None of my thoughts has been organized at all in at least a few weeks, and I've been feeling pretty inarticulate. But I always hate it when bloggers apologize for their poor posts, because I usually think they're pretty good anyway, and then it feels like false modesty. So I'm just going to say that and then wander into my topic.
I recently found this story called Spera--well, let's be honest, Mike saw it somewhere, thought it might be up my alley, and was right. It's a webcomic with one writer who works chapter by chapter with different artists. I checked it out of the library to read it all at once, instead of online.
Now, this is interesting in a few ways. A while back I found and fell in love with Gunnerkrigg Court, which I read through online. But when Sarah (hello, Sarah!) read it in book form, she didn't fall in love with it. I was surprised, and I wasn't sure if it was just our different tastes, or if there was something about reading it online that fit better with the structure of the story. Reading Spera--another story that was originally a web comic--I see that it does make a difference. There is a slight difference in pacing, even when the comic is not a "strip" form, but rather individual pages of a longer story published serially.
Most comics, even those traditionally published, use page breaks as at least a subtle transition point. It makes sense when your medium is visual, and therefore easy to catch at a glimpse. Cliffhangers and other tension-building devices have to take pagination into account. In webcomics, though, this goes to another level, since the unit of storytelling is, on one level, the page. I can't quite define the difference, but I can definitely recognize it here.
It would be inane to say that the art in a comic makes a huge difference in the book, but that's the main thing to discuss in Spera. The idea is that there's one writer, but each chapter is written by a different artist.
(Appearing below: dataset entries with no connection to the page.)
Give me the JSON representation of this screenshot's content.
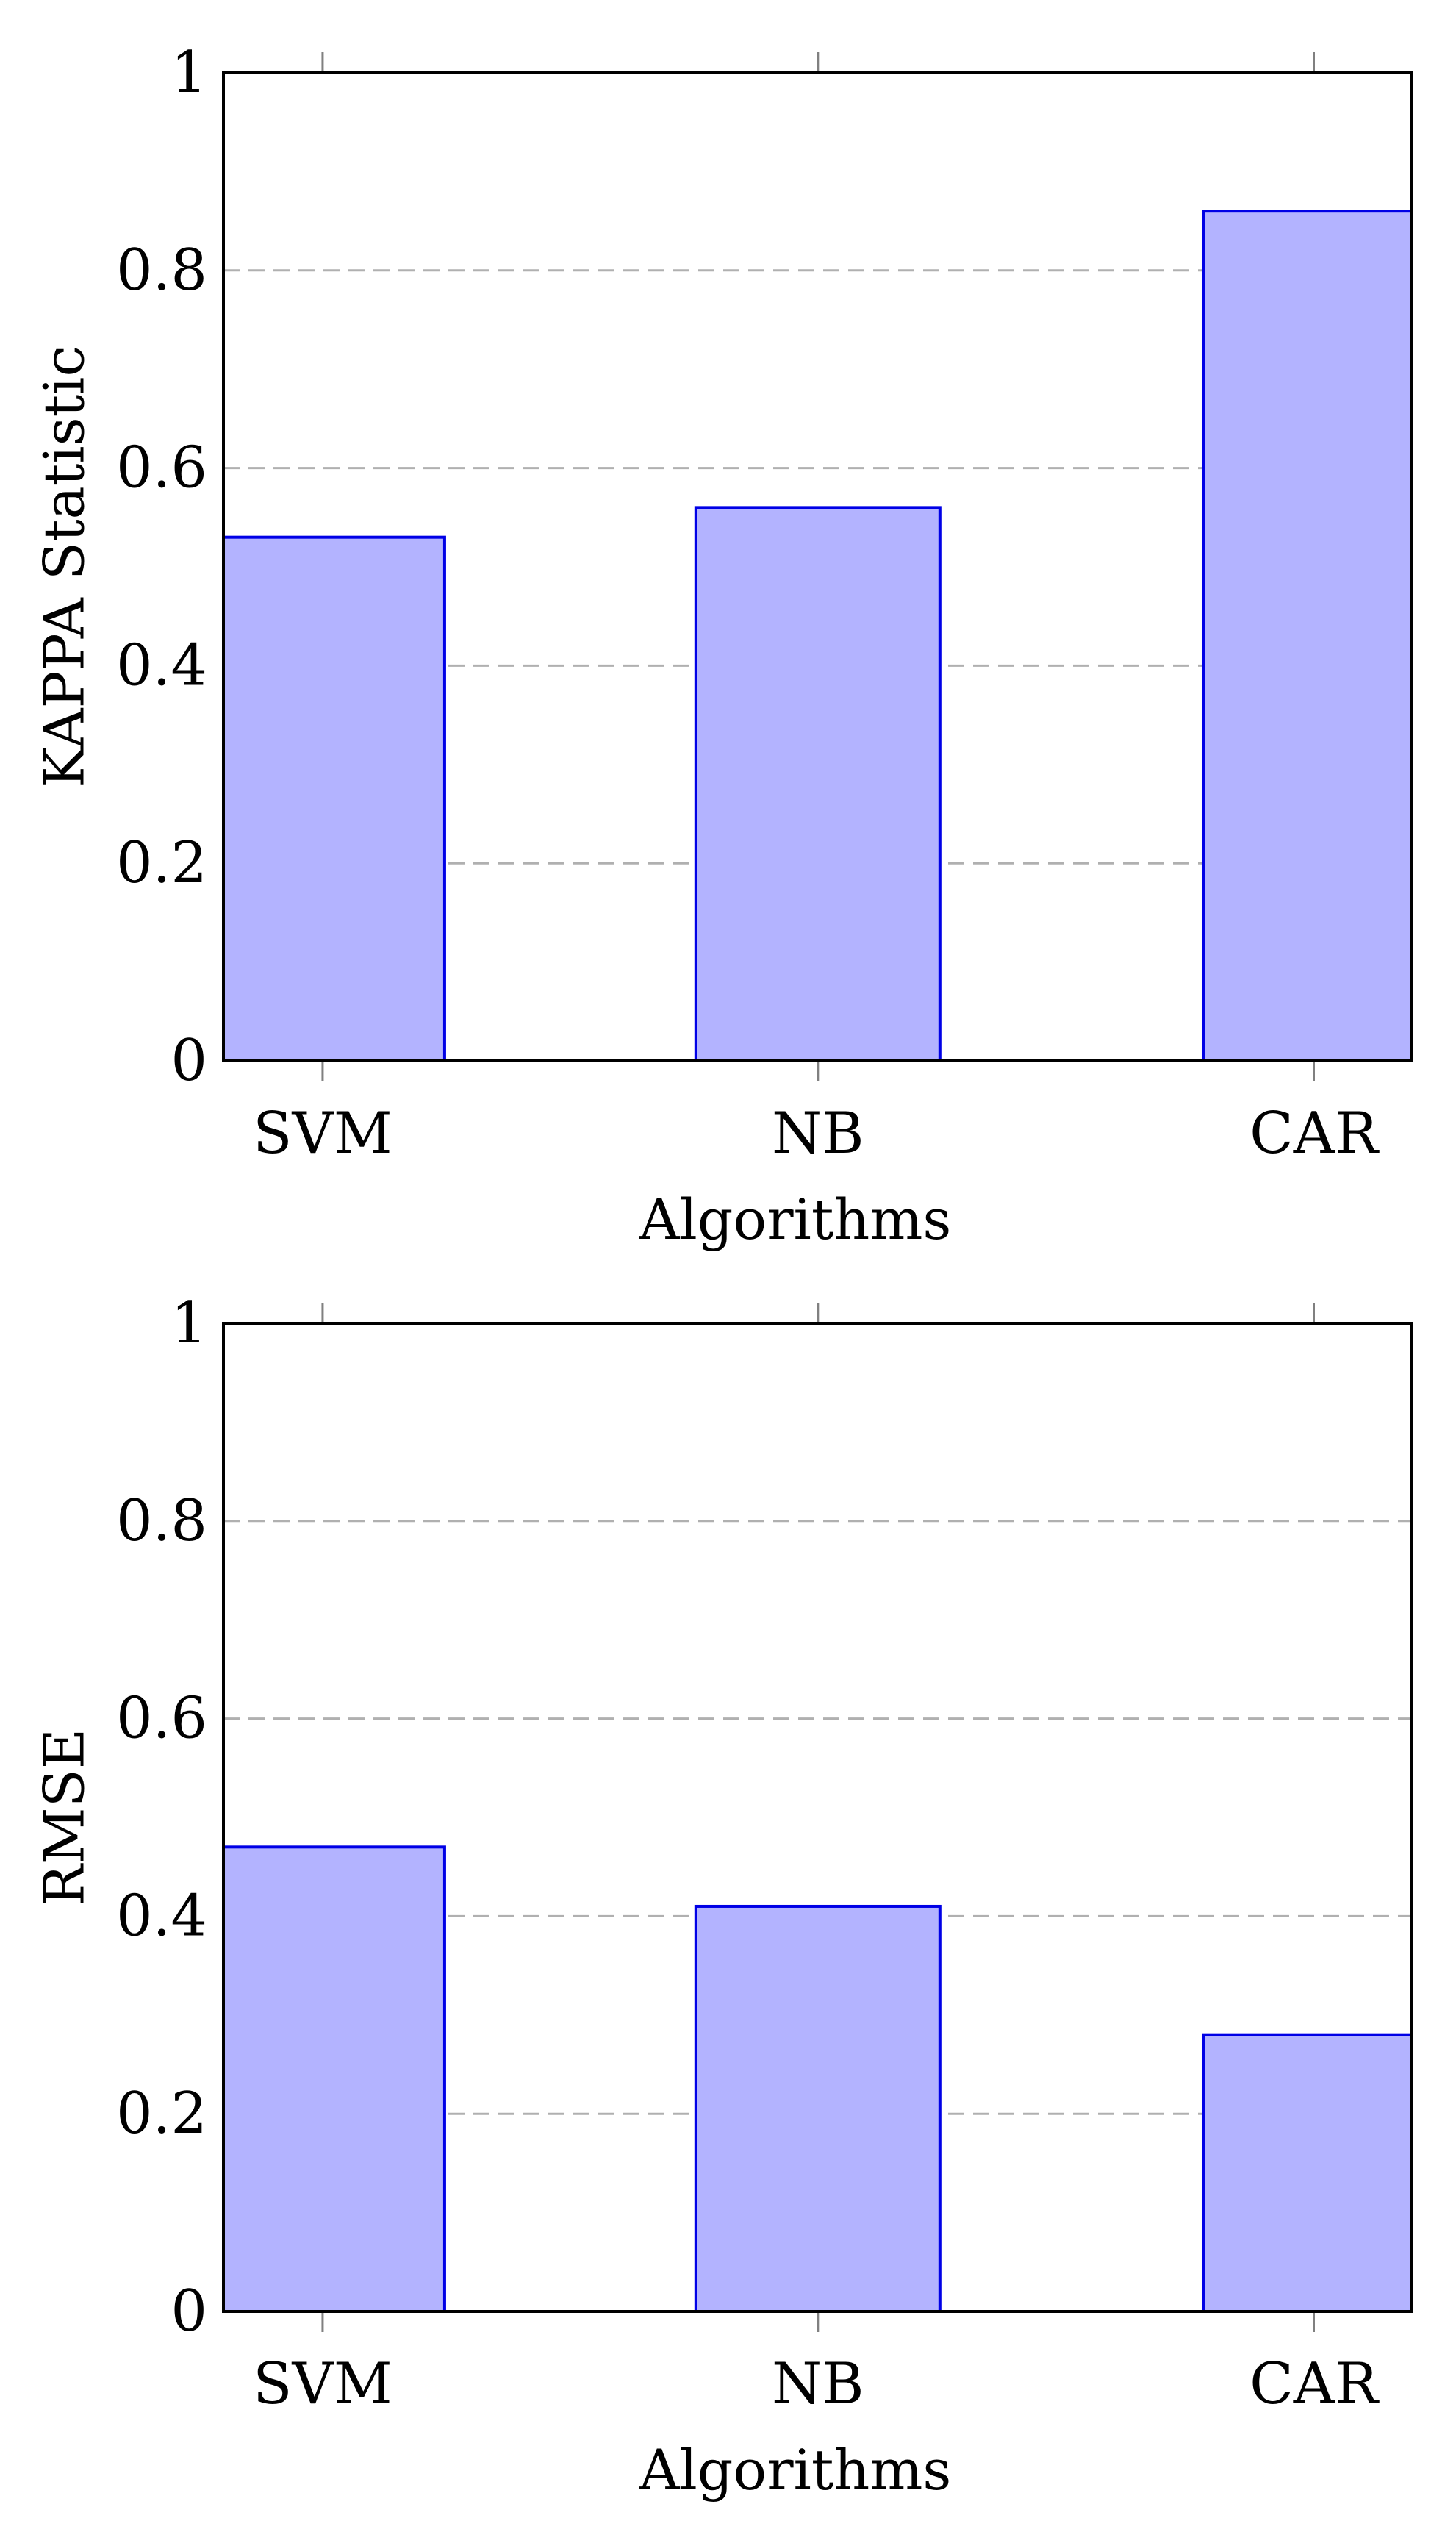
{
  "chart_data": [
    {
      "type": "bar",
      "categories": [
        "SVM",
        "NB",
        "CAR"
      ],
      "values": [
        0.53,
        0.56,
        0.86
      ],
      "xlabel": "Algorithms",
      "ylabel": "KAPPA Statistic",
      "ylim": [
        0,
        1
      ],
      "yticks": [
        "0",
        "0.2",
        "0.4",
        "0.6",
        "0.8",
        "1"
      ],
      "grid": "horizontal dashed",
      "bar_fill": "#b3b3ff",
      "bar_stroke": "#0000e6"
    },
    {
      "type": "bar",
      "categories": [
        "SVM",
        "NB",
        "CAR"
      ],
      "values": [
        0.47,
        0.41,
        0.28
      ],
      "xlabel": "Algorithms",
      "ylabel": "RMSE",
      "ylim": [
        0,
        1
      ],
      "yticks": [
        "0",
        "0.2",
        "0.4",
        "0.6",
        "0.8",
        "1"
      ],
      "grid": "horizontal dashed",
      "bar_fill": "#b3b3ff",
      "bar_stroke": "#0000e6"
    }
  ]
}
Some of the styles are similar, but most of them are wildly various, and each artist has their own conception of the characters.
This was a huge challenge for me in reading this. The tone of the art varied so much, and it changed my sense of the characters, their emotions, the urgency, the tone of the story. I suppose I shouldn't be surprised; I've read series before where the style changed. But generally those were more mainstream comics, where the styles were all pretty standard--across the volumes of Sandman, say, or from Mike Mignola to other artists working on one of his series in a similar style.
The story here is about two princesses. Pira's mother has gone to war with Lono's father, and she's killed him. Pira--who dreams of being a great warrior--runs away to save Lono and the two escape across the mountains toward the fabled land of safety, Spera. With them is Pira's friend, Yonder, who is a shapeshifting fire demon, most often in the form of a huge fox, but sometimes of a man.
I suspect that before the story is over, Pira and Lono will fall in love. Lono is learning that she's brave, even though she's never wanted adventure, and Pira is learning that maybe she needs to rein in her wilder impulses. Along the way they face magic and danger.
In the first chapter, I wasn't even sure Pira was a girl; she dresses in boy's clothing (manly tights and bubble shorts) and wears her hair short. It becomes clear from the story, and clearer in subsequent chapters with different art. But I think I liked the earliest art best, where the lines were whispy and dreamy. The later artists had more a more grotesque style, which added a darkness to parts of the story that I don't think would otherwise have been so dark.
The website for the comic is complicated, with lots of stories and notes about the stories and sketches and things. I need to figure it out so that when I finish with the volumes I can explore it more usefully.
But you see what I mean by disjointed? Because I didn't say much here, but my point is this: here we have a great adventure story with powerful transforming Yonder, two princesses on the run, meeting ghosts, fighting monsters, scrounging for food, and learning their own competencies, and it's a lot of fun and I'm going to go read volume two now. Kthanxbye.